PTSD is not an excuse to be an a**ehole ... the problem a lot of us have on here is that we come here to find comfort and sound advice from people, it's hard to read your post as you are not seeking advice or support. It looks pretty obvious that you have made up your mind..... or have you? As you came on this site to post?

I cannot give you advice other than leave, get out and move on. From this post and your previous posts it's clear that you cannot deal with this behavior, that doesn't mean you are in anyway weak it just means it's not for you. Some people have a lot more patience and vigor to be able to deal with that behavior differently, they set boundaries or they leave. A lot of supporters have an amazing amount of compassion and understanding even in the trying of situations like yours above - call us stupid but we're all different and handle situations differently.

Like I said, I am not sure what you are looking to gain from posting the above? Do you want people to scream murder with you about how unholy unfair the situation is? Because it is but screaming blue murder about it won't solve anything, like I said sometimes it's better to vent and then delete, vent and then delete ...
 
The thing is, you don't know that it is for no reason. Just because you have issues with it doesn't mean everyone does. Did you ever stop to wonder if you were trying too hard and that by trying as hard as you were you were overwhelming him with too much stimuli?
 
Clearly, I have no answers. Because it seems to me that behavior that is not acceptable in any other relationship gets given a pass with him. I don't understand how he can sit there and tell a woman that he was sleeping with about our relationship in a negative light. And this isn't the first time I have caught him. To me it feels like betrayal. And Yes, I think that maybe I have been. Or more likely, responding to his hotness and then getting pissed off by his coldness.

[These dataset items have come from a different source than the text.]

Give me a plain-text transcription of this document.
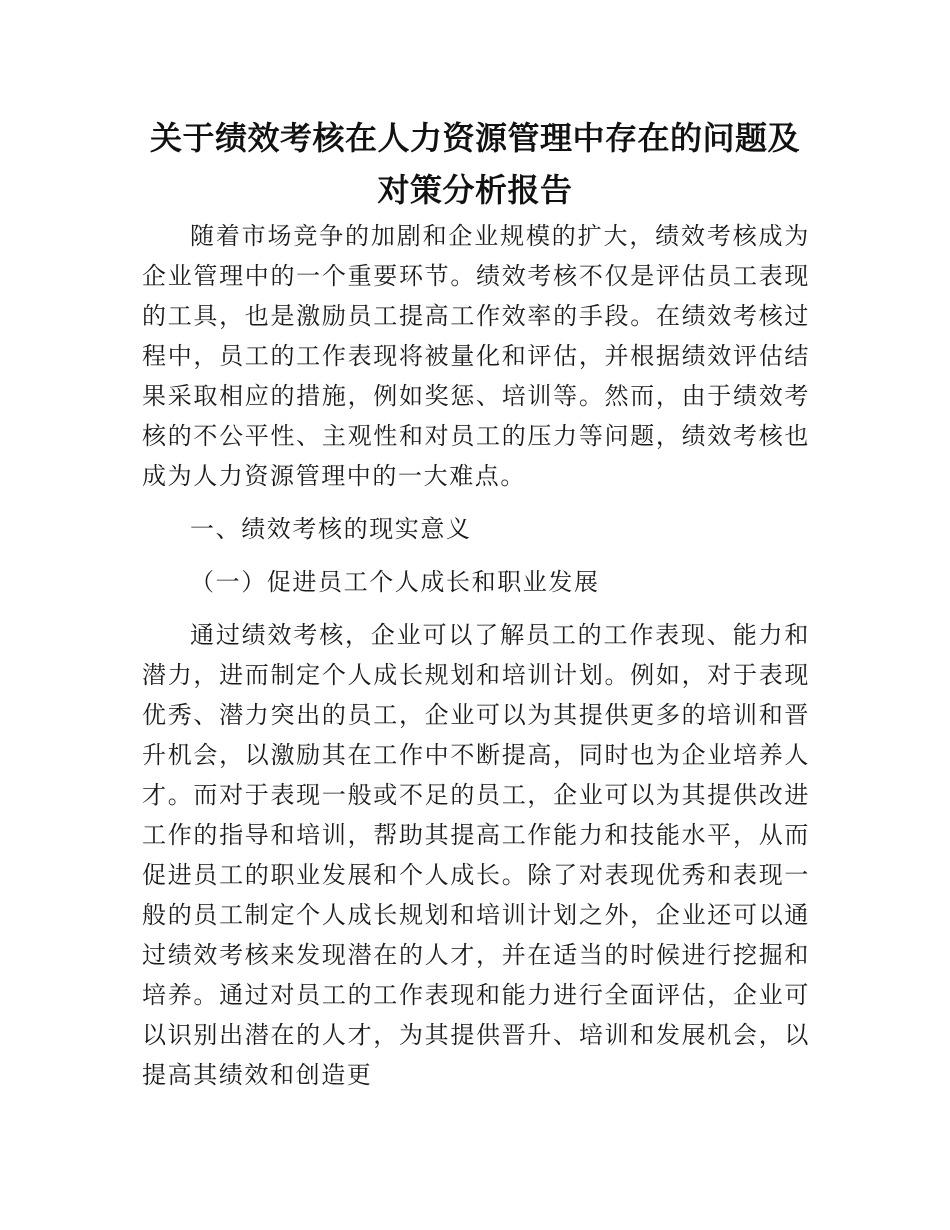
关于绩效考核在人力资源管理中存在的问题及对策分析报告

随着市场竞争的加剧和企业规模的扩大，绩效考核成为企业管理中的一个重要环节。绩效考核不仅是评估员工表现的工具，也是激励员工提高工作效率的手段。在绩效考核过程中，员工的工作表现将被量化和评估，并根据绩效评估结果采取相应的措施，例如奖惩、培训等。然而，由于绩效考核的不公平性、主观性和对员工的压力等问题，绩效考核也成为人力资源管理中的一大难点。

一、绩效考核的现实意义

（一）促进员工个人成长和职业发展

通过绩效考核，企业可以了解员工的工作表现、能力和潜力，进而制定个人成长规划和培训计划。例如，对于表现优秀、潜力突出的员工，企业可以为其提供更多的培训和晋升机会，以激励其在工作中不断提高，同时也为企业培养人才。而对于表现一般或不足的员工，企业可以为其提供改进工作的指导和培训，帮助其提高工作能力和技能水平，从而促进员工的职业发展和个人成长。除了对表现优秀和表现一般的员工制定个人成长规划和培训计划之外，企业还可以通过绩效考核来发现潜在的人才，并在适当的时候进行挖掘和培养。通过对员工的工作表现和能力进行全面评估，企业可以识别出潜在的人才，为其提供晋升、培训和发展机会，以提高其绩效和创造更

This time, I'm taking my foot off the gas. I'm not contacting him first.
 
If you don't want to give him that pass then don't, get out and leave!! It seems to me like you actually don't want to and that's what I'm struggling with, I'm finding it hard to give you advice when you're posting that you're open for business and over and done and then saying you're not contacting him first, as if you're waiting for him to contact and then you'll go from there.

If this really is over you need to just tell him and move on.